There are a lot of people in Vidor who used to work in the oil fields,” says photographer Dave Anderson. “If you ask them what they do now, you always hear, ‘A little of this, and a little of that.’ Some roofing. Some other things.”

Vidor, in east Texas, is a rough-and-tumble place probably best known for having an active Ku Klux Klan, but that’s not why Anderson chose to document the town and its inhabitants. Instead, he saw something poignant there. In his new book, Rough Beauty (Dewi Lewis Publishing, $40), Anderson captures what Houston Museum of Fine Arts curator Anne Wilkes Tucker calls in her introduction “a portrayal of hope.”

The book is a brilliant debut for Anderson, a former television producer who also once worked in the Clinton White House. “I fell in love with photography, and I knew I had to make it happen for me,” he says. “I didn’t think it would happen this soon, but I’m grateful.”

Q&A With Dave Anderson

Q. Why did you choose a place like Vidor to document?
A. I was taking a photography course with Keith Carter at Lamar University, in Beaumont, Texas, which is near Vidor. The idea grew out of an assignment he gave.
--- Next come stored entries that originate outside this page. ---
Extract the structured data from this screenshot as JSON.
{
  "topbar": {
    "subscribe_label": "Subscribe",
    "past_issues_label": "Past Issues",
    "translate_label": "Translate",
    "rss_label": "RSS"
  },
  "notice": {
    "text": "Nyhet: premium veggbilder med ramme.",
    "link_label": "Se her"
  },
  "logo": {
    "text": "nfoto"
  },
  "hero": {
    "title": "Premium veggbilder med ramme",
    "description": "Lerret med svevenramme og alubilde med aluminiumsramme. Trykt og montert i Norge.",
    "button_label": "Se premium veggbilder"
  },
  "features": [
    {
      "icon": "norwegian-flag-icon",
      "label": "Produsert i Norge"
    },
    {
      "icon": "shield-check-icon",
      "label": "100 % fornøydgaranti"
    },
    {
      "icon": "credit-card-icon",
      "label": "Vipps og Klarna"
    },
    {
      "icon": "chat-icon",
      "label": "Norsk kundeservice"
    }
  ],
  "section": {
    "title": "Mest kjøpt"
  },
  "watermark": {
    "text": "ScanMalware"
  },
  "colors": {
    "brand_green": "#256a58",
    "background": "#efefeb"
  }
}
Q. How’d you get to Texas?
A. It was a long journey. Originally I’m from Michigan. In the ’90s I volunteered for the Clinton campaign, then got a job in the White House. That was interesting. I later became a television producer, but I discovered I had this love for photography. So against the advice of all my relatives and friends I gave up a great job to become a photographer.

Q. That was brave… or foolish indeed.
A. I just stalked several photographers I admired — Keith Carter, Michael Kenna — and took workshops from them and badgered them. That’s how I learned. Michael, I think, still regards me basically as a stalker.




Vidor resident Ray Wilson, with whom Anderson remains in touch.